Me quedé ahí, con el celular en la mano, absorta en la cacofonía digital, en los gritos de indignación y diversión. La lasaña olvidada. El olor a salsa de tomate quemada llenó la cocina. Miré hacia abajo. La olla de cerámica se había agrietado, una línea irregular corría del borde a la base. Salsa roja, caliente y burbujeante, se derramaba sobre mi pie descalzo.
No lo sentí. No realmente. El líquido hirviendo era un dolor sordo comparado con el frío glacial que se extendía por mi pecho.
Mis dedos, extrañamente firmes, marcaron el número de Javier. Sonó una, dos, tres veces, y luego se fue directo a buzón.
-El número que usted marcó no está disponible por el momento... -canturreó la voz automática.
Me reí. Un sonido hueco y frágil que me arañó la garganta. No era gracioso. Nada era gracioso.

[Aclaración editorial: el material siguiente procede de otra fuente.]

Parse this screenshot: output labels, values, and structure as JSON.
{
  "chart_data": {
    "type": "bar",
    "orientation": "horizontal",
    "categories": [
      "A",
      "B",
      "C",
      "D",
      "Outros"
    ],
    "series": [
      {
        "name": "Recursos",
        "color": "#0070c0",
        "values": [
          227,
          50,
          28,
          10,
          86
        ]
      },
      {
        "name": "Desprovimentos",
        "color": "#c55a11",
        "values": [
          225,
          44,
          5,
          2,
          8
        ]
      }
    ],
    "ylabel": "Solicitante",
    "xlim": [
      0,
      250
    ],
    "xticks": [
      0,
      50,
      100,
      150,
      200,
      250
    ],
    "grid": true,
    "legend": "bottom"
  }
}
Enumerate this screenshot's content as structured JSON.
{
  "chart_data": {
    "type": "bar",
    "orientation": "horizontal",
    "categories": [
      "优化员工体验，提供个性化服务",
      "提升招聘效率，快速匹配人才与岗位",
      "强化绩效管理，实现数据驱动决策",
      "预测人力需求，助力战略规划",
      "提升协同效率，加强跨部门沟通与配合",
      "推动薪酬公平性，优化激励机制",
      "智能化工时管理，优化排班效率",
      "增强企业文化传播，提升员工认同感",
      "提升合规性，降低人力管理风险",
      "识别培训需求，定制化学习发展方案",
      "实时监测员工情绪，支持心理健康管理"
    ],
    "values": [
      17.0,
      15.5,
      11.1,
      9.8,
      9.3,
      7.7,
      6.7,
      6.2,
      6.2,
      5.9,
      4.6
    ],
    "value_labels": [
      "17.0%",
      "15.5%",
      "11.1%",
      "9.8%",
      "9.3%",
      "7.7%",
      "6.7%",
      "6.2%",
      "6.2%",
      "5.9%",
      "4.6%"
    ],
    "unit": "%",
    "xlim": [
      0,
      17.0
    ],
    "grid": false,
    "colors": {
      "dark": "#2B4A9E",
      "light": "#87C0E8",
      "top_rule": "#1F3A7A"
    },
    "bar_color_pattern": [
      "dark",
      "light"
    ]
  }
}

Esta mañana, Javier me había besado al despedirse, acunando mi vientre.
-Te amo, Sofía. Nos amo -había susurrado-. Regresaré temprano, justo a tiempo para tu cita prenatal. Y para esa lasaña. No te olvides de la lasaña.
Había hecho tantas promesas. Tantos juramentos.
-Nunca volveré a lastimarte, Sofía. Nunca. Nuestro bebé merece una familia completa, un padre que lo ame.
No sentí la punzada aguda de dolor, la traición ardiente que esperaba. Solo era un vacío. Como si alguien me hubiera vaciado por dentro y me hubiera dejado hueca. El momento más desesperado, el que te desgarra el alma, ya había ocurrido hace tres años. Sobreviví a eso. Sobreviviría a esto.
Con calma, volví a poner el celular sobre la barra. La cocina era un desastre: harina por todas partes, salsa quemada chisporroteando en la estufa. Lo limpié todo. Metódicamente. Eficientemente. La olla rota fue directamente a la basura.
Luego, volví a tomar el teléfono. No para llamar a Javier. Marqué al hospital.
-¿Hola? Quisiera cancelar mi cita prenatal de mañana -mi voz era plana, desprovista de emoción-. Y quisiera programar... otro procedimiento. Lo antes posible.